Carmichael on the other hand just lied. He lied about a past event that he had first hand knowledge of. And he lied to his colleagues so they had to initiate a needless investigation that cost the taxpayer money. And he lied purely for selfish reasons, as he knew that admitting to the lie before the general election would mean that he would have lost the seat that he so narrowly won. In any other walk of life, spreading a lie about a person in the same profession as you, and then denying your involvement in order to secure your own employment for the next 5 years would get you sacked. And if Carmichael had a grain of integrity he would have quit and run again in a by-election. However, in this world he will probably keep his seat because a couple of Law Lords are going to spend hours discussing what type of a lie he told and publish a nice wee ruling, at more cost to the tax payer, and that ruling will likely state that his particular type of lie was a permissible way to steal an election.

While we should be sad that the vagaries of constitutional law are going to rescue a shameless and spineless man maybe we should have sympathy for Carmichael as this week, and pretty much most weeks since the referendum we have seen that it is maybe those more common political untruths that are more dangerous.

Those misleading and undelivered promises can have a bigger effect. Like how days before the referendum two prominent politicians and a prominent and trusted news reader appeared on live TV and used words like “Devo Max”, “Home Rule”, “Keir Hardy” and “Federalism”, never fully promising that these things will occur but trying their enthusiastic best to give that impression. To impact what was for them a terrifyingly close result.

And I wonder how many of those undecided and soft Yes voters had their minds made up and decided to give the best of both worlds another chance?
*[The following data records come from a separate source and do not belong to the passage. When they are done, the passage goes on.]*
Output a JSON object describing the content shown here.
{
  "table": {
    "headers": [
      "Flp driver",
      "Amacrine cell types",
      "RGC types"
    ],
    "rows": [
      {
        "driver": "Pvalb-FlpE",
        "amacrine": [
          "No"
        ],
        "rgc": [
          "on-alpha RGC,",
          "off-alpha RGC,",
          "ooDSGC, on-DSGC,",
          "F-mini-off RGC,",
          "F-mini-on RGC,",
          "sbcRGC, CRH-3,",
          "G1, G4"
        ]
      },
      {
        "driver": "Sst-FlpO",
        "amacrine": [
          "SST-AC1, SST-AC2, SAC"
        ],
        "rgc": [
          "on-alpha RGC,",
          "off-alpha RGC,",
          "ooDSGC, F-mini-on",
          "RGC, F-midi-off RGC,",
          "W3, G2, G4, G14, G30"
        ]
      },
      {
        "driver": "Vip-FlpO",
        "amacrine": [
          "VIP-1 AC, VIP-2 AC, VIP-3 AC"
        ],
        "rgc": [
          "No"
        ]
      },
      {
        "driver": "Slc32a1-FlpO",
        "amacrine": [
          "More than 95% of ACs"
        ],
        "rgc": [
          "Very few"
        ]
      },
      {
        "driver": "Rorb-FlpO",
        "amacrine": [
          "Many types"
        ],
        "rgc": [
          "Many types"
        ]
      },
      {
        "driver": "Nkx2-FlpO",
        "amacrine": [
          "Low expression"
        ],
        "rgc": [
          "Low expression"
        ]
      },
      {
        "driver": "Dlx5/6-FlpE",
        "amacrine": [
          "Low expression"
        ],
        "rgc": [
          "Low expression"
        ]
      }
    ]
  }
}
And I wonder how many will look at the subversion of democracy that was the Scotland Bill debate this week. When the statements made by Darling and Brown on live TV were forgotten, as the views of the politicians Scotland voted for at the General Election were ignored. How many now feel betrayed that the powers we have received fall miles short of anything that could conceivably be called Home Rule or Devo Max?

Also this week we see two major polls published showing that opinion throughout the UK is against remaining in the EU. The same polls suggest that Scottish people wish to remain. However, during the referendum campaign we were constantly told that it was a Yes vote that was putting our place in Europe at risk. As Darling said pre referendum in response to Salmond’s fear that Scotland would be dragged out against its will by the UK:

“It is Alex Salmond who is playing roulette with the EU. The average time it took countries to join the EU in the last 20 years is about eight years. The last thing Scottish firms need is that uncertainty. It would be entirely self-inflicted.”
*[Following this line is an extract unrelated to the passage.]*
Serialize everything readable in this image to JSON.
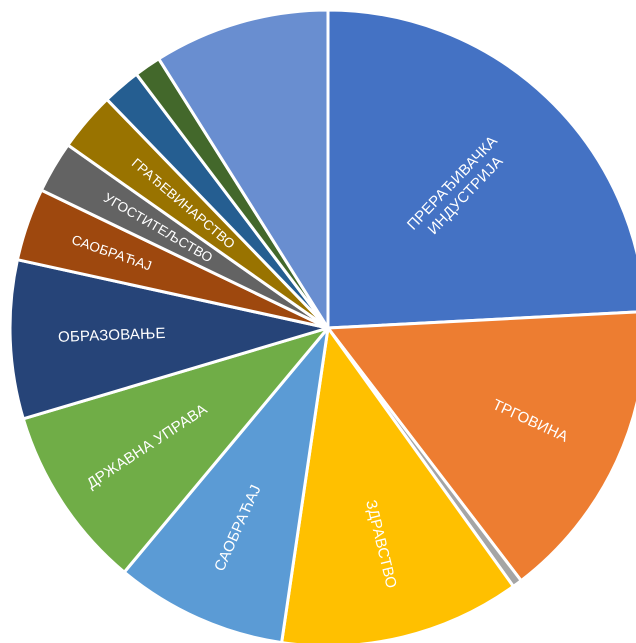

Maybe Salmond was gambling but if England votes to leave and we vote to stay then we don’t even have a gambler’s chance of affecting the result. I wonder how many listened to the likes of Darling and believed that they were more likely to remain in the EU if they stayed in the UK. Are these people starting to worry about a Brexit?

And this week we also learn that thousands of tax jobs in Scotland are now at risk. These very same jobs that were used as examples by Project Fear as jobs that would have been lost after a Yes vote. Implicit in this pre referendum scaremongering is that these jobs would be safe if we chose to stay. I wonder how many who work in these offices were swithering on which way to vote and used job security as the deciding factor.
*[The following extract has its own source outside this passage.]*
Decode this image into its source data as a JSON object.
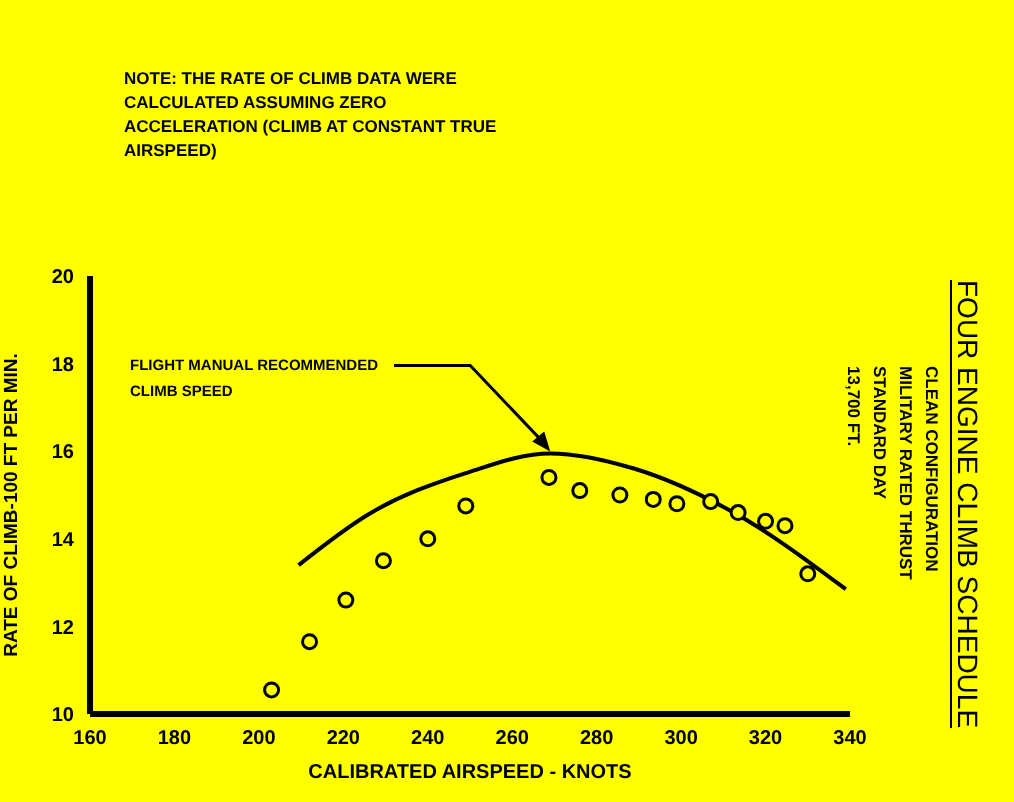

These slippery pre referendum words were powerful as they played on our fears and aspirations. They have been shown to be dubious this week. They join hundreds of dubious indyref promises and hundreds more to come. One can only hope that enough people believed them, remembered them, and feel let down by them that the next time we get to go to the ballot box to decide our fate a different course of action is taken. There is some evidence that support for Independence is growing.

One thing is for sure, I much prefer the less subtle and blatant Alistair Carmichael approach. You know where you stand with a lie like that. You know how to judge the motives and character of the perpetrator. Even as the Law lets him off the hook he will be punished badly if he has the gall to stand again.